Just curious about my new babies... I'm wondering how active they should be at this age? Also, what's up with their ears? Sometimes they are kind of scrunchy/flipped and sometimes they stand up all straight and perfect. Is that just from sleeping in a pile?


----------



## The secret garden (May 13, 2010)

4-5 week old babies should be running around investigating, eating everything in site. They are fully weaned and should be sexed. I know what you mean about the ears and i think its sleeping in a pile, they are different all the time. Once they get to 4-5weeks they normally have straighened out tho


----------



## shadowmouse (Sep 17, 2010)

Mine do investigate and eat a lot, but mainly at night. I would say they are up for about 10% of the day and sleep the rest of the time. When the sun goes down, though, they are up and at 'em. I was just curious because I thought I'd heard somewhere that mice were awake both during the day and at night.
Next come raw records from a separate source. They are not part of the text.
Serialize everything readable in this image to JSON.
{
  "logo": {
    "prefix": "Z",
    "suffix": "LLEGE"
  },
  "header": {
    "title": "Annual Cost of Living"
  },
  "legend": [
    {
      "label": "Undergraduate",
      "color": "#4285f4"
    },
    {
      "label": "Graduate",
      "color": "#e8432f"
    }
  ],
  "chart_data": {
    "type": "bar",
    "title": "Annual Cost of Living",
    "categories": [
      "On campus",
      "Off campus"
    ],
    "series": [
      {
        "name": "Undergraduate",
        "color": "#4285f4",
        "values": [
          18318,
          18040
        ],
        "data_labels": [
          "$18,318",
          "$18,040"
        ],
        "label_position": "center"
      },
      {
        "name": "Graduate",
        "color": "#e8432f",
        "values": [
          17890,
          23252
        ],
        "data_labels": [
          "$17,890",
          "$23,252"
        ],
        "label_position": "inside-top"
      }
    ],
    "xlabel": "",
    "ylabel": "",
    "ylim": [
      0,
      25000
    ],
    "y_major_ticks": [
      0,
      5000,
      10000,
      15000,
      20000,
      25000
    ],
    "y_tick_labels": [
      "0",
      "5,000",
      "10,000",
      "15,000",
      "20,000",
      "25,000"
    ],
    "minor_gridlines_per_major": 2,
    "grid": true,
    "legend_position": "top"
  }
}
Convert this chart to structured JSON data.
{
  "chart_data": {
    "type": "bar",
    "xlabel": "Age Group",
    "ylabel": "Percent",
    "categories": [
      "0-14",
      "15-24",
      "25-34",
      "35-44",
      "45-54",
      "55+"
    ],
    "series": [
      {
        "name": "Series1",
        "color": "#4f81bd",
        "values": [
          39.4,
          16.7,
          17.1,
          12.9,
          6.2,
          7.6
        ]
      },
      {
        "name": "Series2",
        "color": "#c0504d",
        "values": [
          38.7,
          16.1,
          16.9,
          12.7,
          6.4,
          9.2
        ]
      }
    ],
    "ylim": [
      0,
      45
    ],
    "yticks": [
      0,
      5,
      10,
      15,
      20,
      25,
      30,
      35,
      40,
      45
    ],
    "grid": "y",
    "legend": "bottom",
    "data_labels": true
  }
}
Mine seem more nocturnal than I had thought they'd be.


----------



## Jack Garcia (Oct 9, 2009)

They're crepuscular, which means active at dawn and dusk, although they have some "middle periods" in the dead of the night, too (if I go into my mouse room at 3:00 lots of mice are usually awake).


----------



## Rhasputin (Feb 21, 2010)

Never thought you'd use the word crepuscular twice in one hour, 'eh Jack? :lol:


----------



## The secret garden (May 13, 2010)

6pm mine are going mental as they know im about to feed them lol, but as jack says if i go out there early morning they are busy bee's. during the day 10am - 5pm they sleep, if they are mice you keep in the house they will be more active because of the noise around them


----------



## WillowDragon (Jan 7, 2009)

I generally feed and clean out between 9pm and 12am


----------



## moustress (Sep 25, 2009)

Feeding starts at around 10:30pm; I am usually up there at 10:00 preparing food and other materials, and they are rioting as soon as the lights go on. My meeces get no natural light at all during the winter, since their little room is a closet and I keep the door closed so I don't have to heat the whole space.

My 4 and 4 week old babies are climbing everything in sight, including my arm and the underside of their screen tops. I have little ones hitchhiking on waterbottles too, when I try to remove them for watering or changing. They get very intertested in the outside of the cage at that age...and are LOTS 'o fun trying to catch when they manage to effect an escape.


----------



## shadowmouse (Sep 17, 2010)

Mine are not THAT active. They are curious, but they haven't gotten onto the lid at all. They stay down on the floor mostly. They eat, drink and sleep. I am supplementing them with kitten replacement right now. I noticed their little bellies weren't as big as they were when they came, so it worried me.


----------